If bug bounties are tied to TVL, researchers are more incentivized to withhold critical vulnerabilities when they suspect that the protocol’s TVL will grow and the likelihood of recurring vulnerabilities is low. This ultimately pits researchers against the protocol, harming users. Simply raising the bounty for critical vulnerabilities is unlikely to achieve the desired effect: while the pool of freelance researchers is vast, only a handful dedicate significant time to bug bounties and possess the skills needed to uncover vulnerabilities in complex protocols. Elite researchers focus their efforts on projects where the expected return on investment is highest. For large, well-established protocols, which are assumed by default to be under constant scrutiny by hackers and other researchers, the perceived probability of discovering vulnerabilities is minimal. Consequently, no matter how high the bounty, it is insufficient to attract their attention.
From the perspective of protocol, a bug bounty is an amount of funds reserved for paying out for a single critical vulnerability. Unless the protocol is willing to gamble that no critical vulnerabilities will ever emerge while concealing its liquidity status from researchers, these funds cannot be repurposed for other uses. Rather than passively waiting for researchers to discover a critical vulnerability, it would be more effective to allocate the same amount toward conducting multiple re-audits over several years. Each re-audit ensures attention from top-tier researchers without artificially limiting findings to a single vulnerability and aligns the interests of researchers and the protocol: if the protocol is exploited, both parties will suffer reputational harm.
Existing Precedents
In the software and financial industries, annual maturity audits are a proven and mature practice, representing the optimal way to assess whether an enterprise can respond to evolving threat environments. SOC 2 Type II reports are used by B2B customers to evaluate whether vendors maintain appropriate security controls; PCI DSS certification indicates that a company has taken proper measures to protect sensitive payment information; meanwhile, the U.S. government requires entities handling government information to obtain FedRAMP certification to uphold high standards of security.

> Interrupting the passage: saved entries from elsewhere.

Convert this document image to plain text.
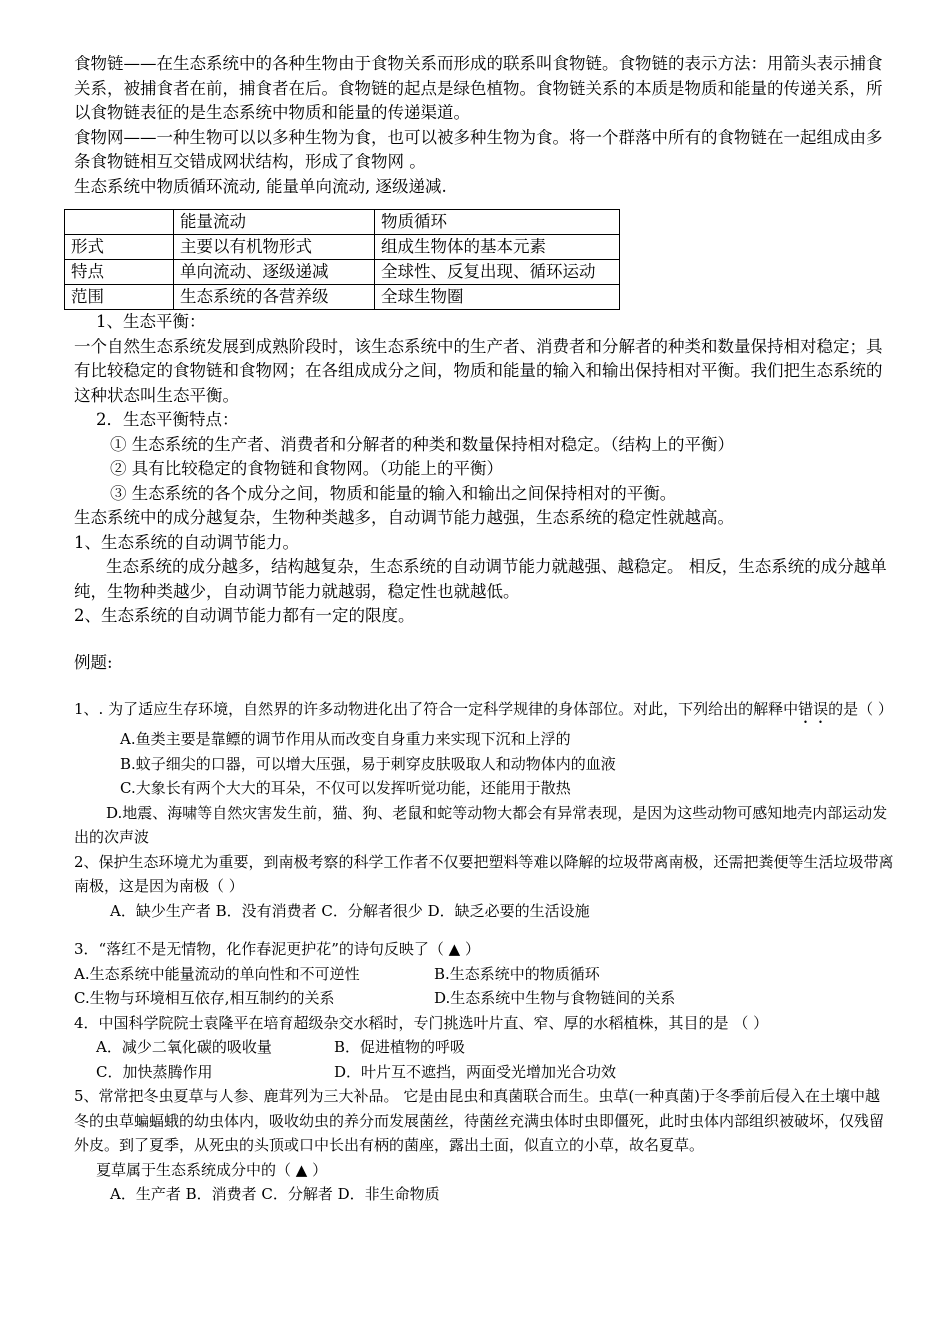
食物链——在生态系统中的各种生物由于食物关系而形成的联系叫食物链。食物链的表示方法：用箭头表示捕食

关系，被捕食者在前，捕食者在后。食物链的起点是绿色植物。食物链关系的本质是物质和能量的传递关系，所以食物链表征的是生态系统中物质和能量的传递渠道。

食物网——一种生物可以以多种生物为食，也可以被多种生物为食。将一个群落中所有的食物链在一起组成由多条食物链相互交错成网状结构，形成了食物网 。

生态系统中物质循环流动, 能量单向流动, 逐级递减.

	能量流动	物质循环
形式	主要以有机物形式	组成生物体的基本元素
特点	单向流动、逐级递减	全球性、反复出现、循环运动
范围	生态系统的各营养级	全球生物圈

1、生态平衡：

一个自然生态系统发展到成熟阶段时，该生态系统中的生产者、消费者和分解者的种类和数量保持相对稳定；具有比较稳定的食物链和食物网；在各组成成分之间，物质和能量的输入和输出保持相对平衡。我们把生态系统的这种状态叫生态平衡。

2．生态平衡特点：

① 生态系统的生产者、消费者和分解者的种类和数量保持相对稳定。（结构上的平衡）

② 具有比较稳定的食物链和食物网。（功能上的平衡）

③ 生态系统的各个成分之间，物质和能量的输入和输出之间保持相对的平衡。

生态系统中的成分越复杂，生物种类越多，自动调节能力越强，生态系统的稳定性就越高。

1、生态系统的自动调节能力。

生态系统的成分越多，结构越复杂，生态系统的自动调节能力就越强、越稳定。 相反，生态系统的成分越单纯，生物种类越少，自动调节能力就越弱，稳定性也就越低。

2、生态系统的自动调节能力都有一定的限度。

例题:

1、. 为了适应生存环境，自然界的许多动物进化出了符合一定科学规律的身体部位。对此，下列给出的解释中错误的是（ ）

A.鱼类主要是靠鳔的调节作用从而改变自身重力来实现下沉和上浮的

B.蚊子细尖的口器，可以增大压强，易于刺穿皮肤吸取人和动物体内的血液

C.大象长有两个大大的耳朵，不仅可以发挥听觉功能，还能用于散热

D.地震、海啸等自然灾害发生前，猫、狗、老鼠和蛇等动物大都会有异常表现，是因为这些动物可感知地壳内部运动发出的次声波

2、保护生态环境尤为重要，到南极考察的科学工作者不仅要把塑料等难以降解的垃圾带离南极，还需把粪便等生活垃圾带离南极，这是因为南极（ ）

A．缺少生产者 B．没有消费者 C．分解者很少 D．缺乏必要的生活设施

3．“落红不是无情物，化作春泥更护花”的诗句反映了（ ▲ ）

A.生态系统中能量流动的单向性和不可逆性	B.生态系统中的物质循环

C.生物与环境相互依存,相互制约的关系	D.生态系统中生物与食物链间的关系

4．中国科学院院士袁隆平在培育超级杂交水稻时，专门挑选叶片直、窄、厚的水稻植株，其目的是 （ ）

A．减少二氧化碳的吸收量	B．促进植物的呼吸

C．加快蒸腾作用	D．叶片互不遮挡，两面受光增加光合功效

5、常常把冬虫夏草与人参、鹿茸列为三大补品。 它是由昆虫和真菌联合而生。虫草(一种真菌)于冬季前后侵入在土壤中越冬的虫草蝙蝠蛾的幼虫体内，吸收幼虫的养分而发展菌丝，待菌丝充满虫体时虫即僵死，此时虫体内部组织被破坏，仅残留外皮。到了夏季，从死虫的头顶或口中长出有柄的菌座，露出土面，似直立的小草，故名夏草。

夏草属于生态系统成分中的（ ▲ ）

A．生产者 B．消费者 C．分解者 D．非生命物质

Although smart contracts themselves possess immutability, their operating environment is not static. Configuration settings may change over time, dependencies could be upgraded, and code patterns once considered secure might actually carry risks. A protocol audit evaluates the security posture at the time of the audit and does not constitute a forward-looking guarantee of future security. The only way to update this assessment is to conduct a new audit.
By 2026, the crypto industry should adopt annual audits as the fourth step in protocol security. Established protocols with significant TVL should undergo re-audits tailored to their deployment scenarios; auditing firms should offer specialized re-audit services focused on assessing overall deployment conditions; and the entire ecosystem should collectively shift its perception of audit reports, recognizing them as evaluations of security at a specific point in time that may expire, rather than as permanent guarantees of safety.